Cholesterol biosynthesis occurs in every nucleated cell in the body. Although it is often thought that the majority of cholesterol synthesis occurs in the liver, studies have shown that the bulk tissues of the body account for the overwhelming majority of endogenous cholesterol production. Hepatic cholesterol synthesis in humans is thought to contribute 10-20% of the total daily synthesis rate. Since the majority of cholesterol synthesis in the body occurs in extrahepatic tissues, and since the only quantitatively significant site for excretion and catabolism of cholesterol is the liver, approximately 600-800 mg of cholesterol each day must be transported from peripheral tissues through the plasma compartment to the liver to account for daily cholesterol cata-bolism and binary secretion. Approximately 9 mg cholesterol per kilogram body weight is synthesized by peripheral tissues every day and must be moved to the liver for catabolism via a process termed 'reverse cholesterol transport' (RCT).

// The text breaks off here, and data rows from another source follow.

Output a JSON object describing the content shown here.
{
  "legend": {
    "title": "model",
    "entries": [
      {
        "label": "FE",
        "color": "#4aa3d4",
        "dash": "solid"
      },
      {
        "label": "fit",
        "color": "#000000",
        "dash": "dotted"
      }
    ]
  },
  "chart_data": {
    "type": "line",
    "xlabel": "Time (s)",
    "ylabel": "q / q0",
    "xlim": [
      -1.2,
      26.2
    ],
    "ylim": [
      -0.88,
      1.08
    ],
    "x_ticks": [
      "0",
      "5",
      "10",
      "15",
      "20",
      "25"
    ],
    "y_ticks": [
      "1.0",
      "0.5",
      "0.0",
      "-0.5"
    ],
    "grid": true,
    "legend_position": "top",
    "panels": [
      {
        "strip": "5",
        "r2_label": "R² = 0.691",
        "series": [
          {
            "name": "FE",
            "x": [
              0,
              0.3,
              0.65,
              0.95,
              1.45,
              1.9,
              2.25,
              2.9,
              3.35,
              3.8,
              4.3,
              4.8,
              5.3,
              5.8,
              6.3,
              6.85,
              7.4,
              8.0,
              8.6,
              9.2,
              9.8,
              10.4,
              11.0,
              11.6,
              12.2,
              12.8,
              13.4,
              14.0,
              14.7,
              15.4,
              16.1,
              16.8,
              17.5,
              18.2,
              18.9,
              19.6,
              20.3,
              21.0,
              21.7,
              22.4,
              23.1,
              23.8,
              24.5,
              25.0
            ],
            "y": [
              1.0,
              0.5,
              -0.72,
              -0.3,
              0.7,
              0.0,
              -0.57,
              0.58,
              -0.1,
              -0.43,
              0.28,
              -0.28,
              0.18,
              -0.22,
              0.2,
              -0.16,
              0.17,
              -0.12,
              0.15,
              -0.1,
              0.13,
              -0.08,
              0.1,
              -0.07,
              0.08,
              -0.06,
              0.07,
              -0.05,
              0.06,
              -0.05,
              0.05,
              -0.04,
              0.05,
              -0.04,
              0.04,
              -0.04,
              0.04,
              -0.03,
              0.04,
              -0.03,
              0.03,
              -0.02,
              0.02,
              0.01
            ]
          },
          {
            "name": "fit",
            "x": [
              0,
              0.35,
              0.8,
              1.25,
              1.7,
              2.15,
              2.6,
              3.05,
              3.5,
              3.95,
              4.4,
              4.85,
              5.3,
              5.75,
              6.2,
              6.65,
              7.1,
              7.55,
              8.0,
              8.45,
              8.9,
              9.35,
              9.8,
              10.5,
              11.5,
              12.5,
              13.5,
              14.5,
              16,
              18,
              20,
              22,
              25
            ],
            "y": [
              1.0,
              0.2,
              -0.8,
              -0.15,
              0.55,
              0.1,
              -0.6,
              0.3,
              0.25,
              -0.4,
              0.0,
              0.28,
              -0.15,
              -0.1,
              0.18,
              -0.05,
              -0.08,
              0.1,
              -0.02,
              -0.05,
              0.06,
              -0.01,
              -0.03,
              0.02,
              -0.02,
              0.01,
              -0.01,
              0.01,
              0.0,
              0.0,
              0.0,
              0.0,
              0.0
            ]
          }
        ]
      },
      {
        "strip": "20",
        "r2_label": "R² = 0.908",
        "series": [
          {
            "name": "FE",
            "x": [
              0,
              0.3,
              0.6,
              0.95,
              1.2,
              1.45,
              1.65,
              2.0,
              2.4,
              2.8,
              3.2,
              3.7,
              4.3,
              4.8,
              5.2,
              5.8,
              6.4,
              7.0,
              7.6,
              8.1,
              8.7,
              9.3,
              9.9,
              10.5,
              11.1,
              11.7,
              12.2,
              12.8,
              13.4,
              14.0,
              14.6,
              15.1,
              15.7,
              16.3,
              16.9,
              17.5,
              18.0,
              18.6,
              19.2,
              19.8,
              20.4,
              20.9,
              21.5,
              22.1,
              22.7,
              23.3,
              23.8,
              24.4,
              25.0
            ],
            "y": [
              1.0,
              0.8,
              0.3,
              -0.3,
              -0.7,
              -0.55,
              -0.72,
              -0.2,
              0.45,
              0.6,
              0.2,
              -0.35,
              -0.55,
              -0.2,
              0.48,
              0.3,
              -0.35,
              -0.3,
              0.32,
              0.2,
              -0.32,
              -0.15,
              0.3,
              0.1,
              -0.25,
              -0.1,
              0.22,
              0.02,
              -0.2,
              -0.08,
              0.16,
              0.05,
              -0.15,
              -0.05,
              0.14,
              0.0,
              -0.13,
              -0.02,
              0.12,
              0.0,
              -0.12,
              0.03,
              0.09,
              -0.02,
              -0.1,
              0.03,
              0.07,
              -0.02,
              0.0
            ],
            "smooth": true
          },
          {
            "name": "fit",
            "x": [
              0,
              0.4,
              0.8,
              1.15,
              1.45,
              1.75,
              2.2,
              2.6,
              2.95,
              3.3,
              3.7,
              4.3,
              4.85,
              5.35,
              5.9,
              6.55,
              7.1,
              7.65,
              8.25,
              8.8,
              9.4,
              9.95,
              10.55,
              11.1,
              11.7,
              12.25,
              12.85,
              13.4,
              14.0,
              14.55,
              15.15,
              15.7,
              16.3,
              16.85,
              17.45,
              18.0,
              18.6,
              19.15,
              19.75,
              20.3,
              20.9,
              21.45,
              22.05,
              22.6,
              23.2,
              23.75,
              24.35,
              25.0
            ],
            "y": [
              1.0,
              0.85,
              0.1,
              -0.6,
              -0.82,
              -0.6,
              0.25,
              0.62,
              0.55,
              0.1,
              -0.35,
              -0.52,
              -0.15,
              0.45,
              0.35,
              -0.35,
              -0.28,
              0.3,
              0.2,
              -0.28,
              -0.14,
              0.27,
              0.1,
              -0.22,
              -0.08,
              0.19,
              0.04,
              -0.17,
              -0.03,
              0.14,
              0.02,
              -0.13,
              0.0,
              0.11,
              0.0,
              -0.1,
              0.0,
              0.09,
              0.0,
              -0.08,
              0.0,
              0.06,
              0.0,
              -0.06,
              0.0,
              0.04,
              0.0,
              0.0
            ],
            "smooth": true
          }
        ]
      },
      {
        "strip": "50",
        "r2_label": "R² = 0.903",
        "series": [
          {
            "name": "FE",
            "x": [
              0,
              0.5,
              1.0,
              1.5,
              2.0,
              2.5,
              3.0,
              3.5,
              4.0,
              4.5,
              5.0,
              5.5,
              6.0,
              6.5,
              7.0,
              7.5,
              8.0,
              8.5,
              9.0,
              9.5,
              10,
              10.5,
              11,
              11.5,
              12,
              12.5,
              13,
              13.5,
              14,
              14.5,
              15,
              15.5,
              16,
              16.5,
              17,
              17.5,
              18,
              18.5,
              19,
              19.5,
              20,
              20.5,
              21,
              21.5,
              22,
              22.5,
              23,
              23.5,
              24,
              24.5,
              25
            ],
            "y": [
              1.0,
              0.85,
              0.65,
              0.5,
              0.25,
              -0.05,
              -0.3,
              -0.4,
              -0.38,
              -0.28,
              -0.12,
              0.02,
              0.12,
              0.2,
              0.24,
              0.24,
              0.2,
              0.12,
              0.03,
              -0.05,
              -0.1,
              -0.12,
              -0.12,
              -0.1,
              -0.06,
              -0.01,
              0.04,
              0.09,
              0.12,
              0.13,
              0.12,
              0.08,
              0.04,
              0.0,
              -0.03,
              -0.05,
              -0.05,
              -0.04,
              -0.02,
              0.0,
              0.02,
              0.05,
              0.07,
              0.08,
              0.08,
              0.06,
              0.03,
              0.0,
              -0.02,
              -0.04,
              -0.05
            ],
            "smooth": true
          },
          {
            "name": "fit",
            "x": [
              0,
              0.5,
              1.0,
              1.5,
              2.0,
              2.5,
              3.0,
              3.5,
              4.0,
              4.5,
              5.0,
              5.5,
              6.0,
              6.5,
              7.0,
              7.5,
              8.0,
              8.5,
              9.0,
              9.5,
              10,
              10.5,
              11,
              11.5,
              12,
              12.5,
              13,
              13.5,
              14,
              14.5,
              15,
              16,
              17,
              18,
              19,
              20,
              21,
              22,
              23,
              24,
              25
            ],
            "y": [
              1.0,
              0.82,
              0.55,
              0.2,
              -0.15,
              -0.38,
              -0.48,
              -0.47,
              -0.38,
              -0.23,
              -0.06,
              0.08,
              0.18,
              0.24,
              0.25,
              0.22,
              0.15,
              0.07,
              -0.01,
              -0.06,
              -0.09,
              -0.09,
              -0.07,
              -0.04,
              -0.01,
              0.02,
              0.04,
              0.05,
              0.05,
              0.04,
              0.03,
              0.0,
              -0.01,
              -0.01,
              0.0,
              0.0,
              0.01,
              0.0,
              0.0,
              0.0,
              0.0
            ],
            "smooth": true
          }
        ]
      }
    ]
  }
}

RCT describes the metabolism, and important anti-atherogenic function, of the HDL-mediated efflux of cholesterol from nonhepatic cells and its subsequent delivery to the liver and steroidogenic organs for use in the synthesis of lipoproteins, bile acids, vitamin D, and steroid hormones. A cellular ABC transporter (ABCA1) mediates the first step of RCT involving the transfer of cellular cholesterol and phospholipids to lipid-poor apolipoproteins. Lecithin:cholesterol acyltransferase-mediated esterification of cholesterol generates spherical particles that continue to expand with ongoing cholesterol esterification and phospho-lipid transfer protein-mediated particle fusion and surface remnant transfer. Larger HDL2 particles are converted into smaller HDL3 particles when CETP facilitates the transfer of cholesteryl esters from HDL onto apoB-containing lipoproteins. The scavenger receptor B1 (SR-B1) promotes selective uptake of cholesteryl esters into liver and steroidogenic organs, whereas hepatic lipase- and LPL mediate hydrolysis of phospholipids and triglycerides. SR-B1 mediates the selective uptake of cholesteryl esters from HDL and also LDL into hepatocytes and steroid hormone-producing cells without internalizing HDL proteins, which can recycle through the RCT sequence moving cholesterol from peripheral tissues to the liver.